Any other path might work (for some time) or might not. Tax authorities are very aggressive once they smell something and as indicated by someone else, they don't need to proof anything, high will have to proof. You have to proof this is a company with substance (employees and office) and that you are 100pct passive shareholder.

This means no email communication done by you, no access to a foreign bank account, no confirmation of transactions, nothing. And you will have to proof that, not them. They can send you any tax bill on any suspicion and only a good tax lawyer and court will get you out of this (if you can proof all). From your communication you already indicate you are not passive, for tax authorities you are guilty until proven not guilty.

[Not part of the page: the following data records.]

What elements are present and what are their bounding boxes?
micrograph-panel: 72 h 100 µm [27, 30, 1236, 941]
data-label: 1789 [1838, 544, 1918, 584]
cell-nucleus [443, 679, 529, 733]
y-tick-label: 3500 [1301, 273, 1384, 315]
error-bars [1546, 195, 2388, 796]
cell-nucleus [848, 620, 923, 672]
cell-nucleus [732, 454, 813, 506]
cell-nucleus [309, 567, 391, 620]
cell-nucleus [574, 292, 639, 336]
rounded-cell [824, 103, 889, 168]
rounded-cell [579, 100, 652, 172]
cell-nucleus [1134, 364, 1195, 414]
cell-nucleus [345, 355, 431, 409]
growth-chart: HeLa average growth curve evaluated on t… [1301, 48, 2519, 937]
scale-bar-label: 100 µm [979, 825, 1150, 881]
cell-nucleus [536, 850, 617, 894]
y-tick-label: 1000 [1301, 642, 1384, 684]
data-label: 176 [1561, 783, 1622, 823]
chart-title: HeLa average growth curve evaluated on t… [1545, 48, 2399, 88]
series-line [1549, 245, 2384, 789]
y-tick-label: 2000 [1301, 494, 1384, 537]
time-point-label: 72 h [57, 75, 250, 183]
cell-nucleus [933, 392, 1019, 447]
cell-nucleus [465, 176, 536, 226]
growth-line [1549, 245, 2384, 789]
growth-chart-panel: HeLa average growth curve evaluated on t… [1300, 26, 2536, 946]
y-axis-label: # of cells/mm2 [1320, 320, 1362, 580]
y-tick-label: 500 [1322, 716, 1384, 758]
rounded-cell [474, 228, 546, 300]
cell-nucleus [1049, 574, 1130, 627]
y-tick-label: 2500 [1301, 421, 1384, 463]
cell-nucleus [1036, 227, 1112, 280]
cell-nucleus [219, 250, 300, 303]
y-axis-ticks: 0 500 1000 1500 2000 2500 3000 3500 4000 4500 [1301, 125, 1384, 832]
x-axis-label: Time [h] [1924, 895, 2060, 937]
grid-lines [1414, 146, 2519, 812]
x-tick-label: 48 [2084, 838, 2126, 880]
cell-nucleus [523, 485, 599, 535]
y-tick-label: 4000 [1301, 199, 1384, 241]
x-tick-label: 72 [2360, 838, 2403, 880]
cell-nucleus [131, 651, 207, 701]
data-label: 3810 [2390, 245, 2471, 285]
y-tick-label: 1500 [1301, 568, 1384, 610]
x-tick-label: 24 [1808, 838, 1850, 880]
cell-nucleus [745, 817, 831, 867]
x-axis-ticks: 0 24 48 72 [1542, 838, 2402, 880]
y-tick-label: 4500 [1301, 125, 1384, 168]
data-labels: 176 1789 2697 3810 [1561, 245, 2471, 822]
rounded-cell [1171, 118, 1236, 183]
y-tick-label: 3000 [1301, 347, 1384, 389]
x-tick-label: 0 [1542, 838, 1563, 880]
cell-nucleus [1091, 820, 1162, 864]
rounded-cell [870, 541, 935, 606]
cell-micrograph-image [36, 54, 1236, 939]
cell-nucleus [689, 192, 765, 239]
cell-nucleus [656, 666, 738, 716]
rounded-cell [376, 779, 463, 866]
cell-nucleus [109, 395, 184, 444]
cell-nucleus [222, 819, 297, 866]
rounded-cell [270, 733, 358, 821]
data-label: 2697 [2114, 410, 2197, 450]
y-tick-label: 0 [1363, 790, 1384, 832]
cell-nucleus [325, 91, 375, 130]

Save up your dividends and pay them out once you change your residence outside EU to an account outside EU. Receiving them regularly on an EU account might be considered as a taxable salary
 
Save up your dividends and pay them out once you change your residence outside EU to an account outside EU. Receiving them regularly on an EU account might be considered as a taxable salary
But that would not work either, would it? If the tax office considers the company is a local resident, it would tax that profit regardless of whether it stays in the company or it is disbursed. Am I wrong?
 
Hi al!
If somebody can clarify this or tell whether it is possible to find on the internet. What are the other implications of the PE.
  • The existence of a PE is not always a bad thing. For example, according to tax laws in some countries, the existence of a PE will eliminate the need to file taxes in the country of headquarters (‘residence country’). If the target country has a lower corporate tax rate, this could be to the enterprise’s advantage.


If the company, which was incorporated in the UK, then deemed to have a PE in the EU country, how the sale of shares should look like? I understand that the EU country will charge local corporate tax, although which tax would imply on dividend and capital gains?